Eric Peters (born 28 January 1969) is a Scottish former amateur and professional rugby union player, usually playing at Number 8, who rose to captain the Scotland national rugby union team.

==Early life==
Born in Scotland Peters attended Brentwood School, Essex, and the University of Cambridge, where he became captain of rugby. He played rugby for England at both Under 21 and Student level, before choosing to play for Scotland at senior level.

==Rugby career==
He joined Bath Rugby club in September 1993, when rugby union was still an amateur game, so he also qualified as a Chartered Surveyor and worked for a property consultant. He was a replacement for Bath in the victorious 1998 Heineken Cup final as they defeated Brive.

He first played for Scotland against Canada, in January 1995, and became a professional player when the code was changed in 1996. He was first appointed Scottish captain for the 1999 match against Italy, but sustained a shattered kneecap in April 1999, and was out of the game for over a year. In March 2000, whilst still undergoing rehabilitation and surgery on his knee, it was discovered that he had testicular cancer, which was successfully treated with chemotherapy.

Peters scored a memorable try in 1995 vs Wales at Murrayfield, regarded by Bill McLaren as "one of the great tries".
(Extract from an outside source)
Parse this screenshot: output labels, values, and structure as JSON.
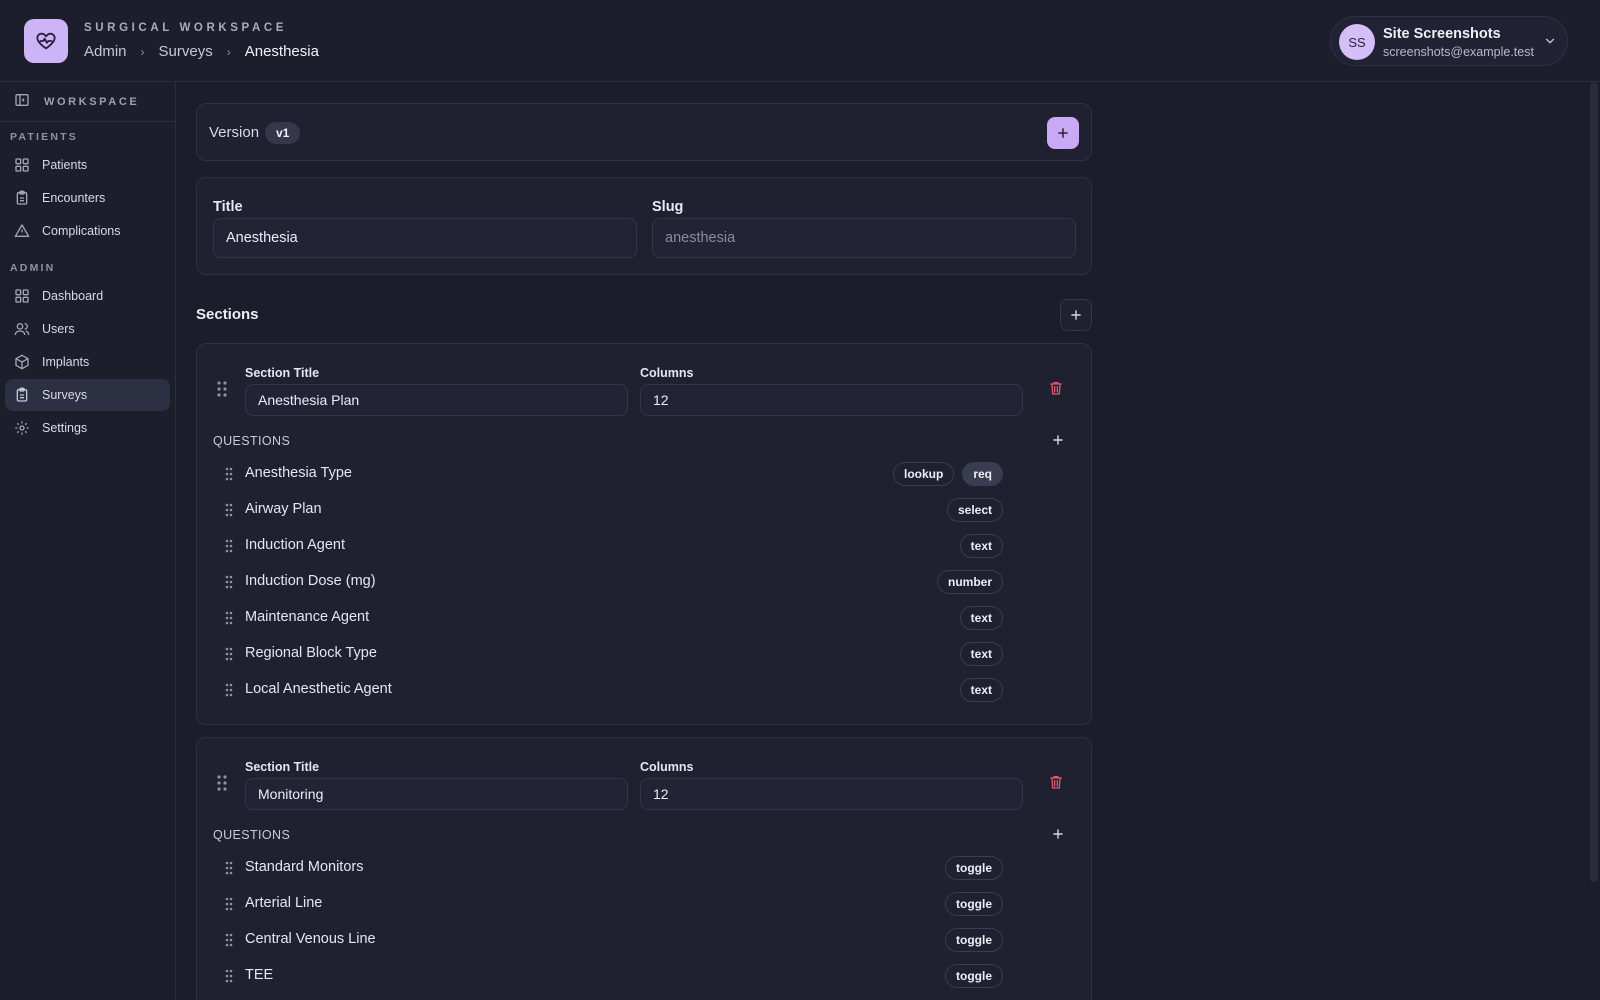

Whilst still injured, he left Bath and joined Harlequins, who he first played for in December 2000. Leaving Harlequins in 2001, he briefly joined Fylde and Rotherham before joining Connacht in 2002. He also briefly returned to the Scotland team in 2002. Peters usually played in the Number 8 position, is 1.96m tall and had a playing weight of 105 kg

==Later career==
Retiring from professional rugby in 2003, Peters became a Chartered Surveyor and Senior Associate at property consultants King Sturge, for whom he still plays rugby sevens, helping them win the RICS tournament 3 years in a row. He also commentates on rugby for BBC Radio 5 Live and is a celebrity supporter of the Orchid cancer charity.